In 2024, we resist the growing rise of right-wing extremism and totalitarian patriarchal structures, which systematically marginalize women’s interests and equality in the public sphere. These groups propagate hate speech, harassment, and violence, particularly targeting the most vulnerable segments of society. 

In 2024, we oppose asylum and migration policies, coupled with militarized border controls, exacerbate the plight of vulnerable individuals, refugees and migrants, including many women and children who have lost everything, and are trapped at borders, facing persecution, health issues, food scarcity, and the threat of sexual violence. We advocate for a welcoming approach that prioritizes the rights and protection of people on the move. We urge the inclusion of their input in peace negotiations and societal rebuilding efforts. 

In 2024, we stand in solidarity with Ukrainian women who suffer from the war, the terrible destruction of infrastructure, losses of and separation from beloved people, insured and traumatised partners and the complete change of their lives in exile.

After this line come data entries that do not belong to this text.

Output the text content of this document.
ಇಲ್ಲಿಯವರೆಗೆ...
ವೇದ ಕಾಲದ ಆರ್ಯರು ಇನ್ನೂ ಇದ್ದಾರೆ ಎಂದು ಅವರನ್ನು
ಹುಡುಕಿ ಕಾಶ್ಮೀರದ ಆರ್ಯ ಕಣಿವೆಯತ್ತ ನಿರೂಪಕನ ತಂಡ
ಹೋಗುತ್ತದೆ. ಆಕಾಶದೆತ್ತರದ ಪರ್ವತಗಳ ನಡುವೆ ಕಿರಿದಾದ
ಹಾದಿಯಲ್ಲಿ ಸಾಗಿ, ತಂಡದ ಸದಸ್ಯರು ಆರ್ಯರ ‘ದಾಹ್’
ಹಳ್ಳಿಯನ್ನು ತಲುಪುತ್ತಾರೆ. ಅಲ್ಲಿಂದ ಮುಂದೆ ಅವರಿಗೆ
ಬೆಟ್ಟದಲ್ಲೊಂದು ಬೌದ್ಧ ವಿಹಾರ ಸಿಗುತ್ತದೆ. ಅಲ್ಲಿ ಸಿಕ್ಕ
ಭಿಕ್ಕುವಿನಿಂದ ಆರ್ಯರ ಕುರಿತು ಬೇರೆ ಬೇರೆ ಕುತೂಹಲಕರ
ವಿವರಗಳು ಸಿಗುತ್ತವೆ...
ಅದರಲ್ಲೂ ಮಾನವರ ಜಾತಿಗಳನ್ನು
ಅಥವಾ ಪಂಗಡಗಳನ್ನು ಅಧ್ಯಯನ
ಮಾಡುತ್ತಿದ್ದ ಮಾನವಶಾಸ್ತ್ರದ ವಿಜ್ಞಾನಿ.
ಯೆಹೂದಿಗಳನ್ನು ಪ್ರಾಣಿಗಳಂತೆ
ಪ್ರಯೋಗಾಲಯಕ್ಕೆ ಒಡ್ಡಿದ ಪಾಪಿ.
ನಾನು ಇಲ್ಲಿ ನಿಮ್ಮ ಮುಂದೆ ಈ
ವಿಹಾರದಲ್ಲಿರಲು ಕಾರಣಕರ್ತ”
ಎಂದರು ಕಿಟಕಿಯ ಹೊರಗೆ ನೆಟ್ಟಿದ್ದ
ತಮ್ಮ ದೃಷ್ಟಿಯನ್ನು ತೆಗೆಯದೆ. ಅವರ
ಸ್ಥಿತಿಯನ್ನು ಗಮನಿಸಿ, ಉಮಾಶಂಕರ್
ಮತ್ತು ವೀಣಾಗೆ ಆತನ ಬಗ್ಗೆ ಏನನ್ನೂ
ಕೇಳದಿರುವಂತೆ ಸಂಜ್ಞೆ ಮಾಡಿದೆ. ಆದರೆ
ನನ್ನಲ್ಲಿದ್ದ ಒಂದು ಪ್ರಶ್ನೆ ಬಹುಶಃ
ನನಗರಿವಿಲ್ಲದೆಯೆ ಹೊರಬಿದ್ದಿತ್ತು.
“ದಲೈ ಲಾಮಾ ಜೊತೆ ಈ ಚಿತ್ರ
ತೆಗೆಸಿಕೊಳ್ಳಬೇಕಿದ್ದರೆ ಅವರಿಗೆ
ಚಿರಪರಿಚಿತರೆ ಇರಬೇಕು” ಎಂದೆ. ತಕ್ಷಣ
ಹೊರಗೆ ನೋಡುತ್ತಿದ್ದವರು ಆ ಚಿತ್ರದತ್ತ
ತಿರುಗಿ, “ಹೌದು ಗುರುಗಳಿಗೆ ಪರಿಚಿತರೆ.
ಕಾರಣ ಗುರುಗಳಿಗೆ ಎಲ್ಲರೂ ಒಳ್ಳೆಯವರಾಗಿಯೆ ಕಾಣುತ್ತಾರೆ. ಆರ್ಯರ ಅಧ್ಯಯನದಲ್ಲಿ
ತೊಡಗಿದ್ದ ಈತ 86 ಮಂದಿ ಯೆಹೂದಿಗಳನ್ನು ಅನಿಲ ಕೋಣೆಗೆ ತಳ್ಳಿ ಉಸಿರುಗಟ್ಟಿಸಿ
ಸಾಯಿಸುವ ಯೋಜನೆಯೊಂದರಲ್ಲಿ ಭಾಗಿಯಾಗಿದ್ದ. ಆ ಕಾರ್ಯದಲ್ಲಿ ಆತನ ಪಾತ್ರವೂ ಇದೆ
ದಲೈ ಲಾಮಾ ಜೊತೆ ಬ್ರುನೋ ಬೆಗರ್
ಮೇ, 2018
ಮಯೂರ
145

We support consciousness objectors, men and women, dissidents and non-violent activists that are persecuted and their (women) supporters considered as threat for “national security” instead of calling them precious human rights defenders. 

In 2024, we are aware that Palestinian women and children are targets of the genocide in Gaza. Women are not only killed during everyday lethal bombardment and sniper fire; they are exposed to displacement, hunger, lack of water and shelters. Destruction of health care services expose those wounded, sick and pregnant to additional suffering. We stand in solidarity with all women victims of violence, in the West Bank, exposed to night raids and violence by the settlers, in Israel traumatized by the terrorist attack. We raise our voices against antisemitism and antimuslim racism and support dialogue efforts in the region and beyond to opt for peace and justice for all. 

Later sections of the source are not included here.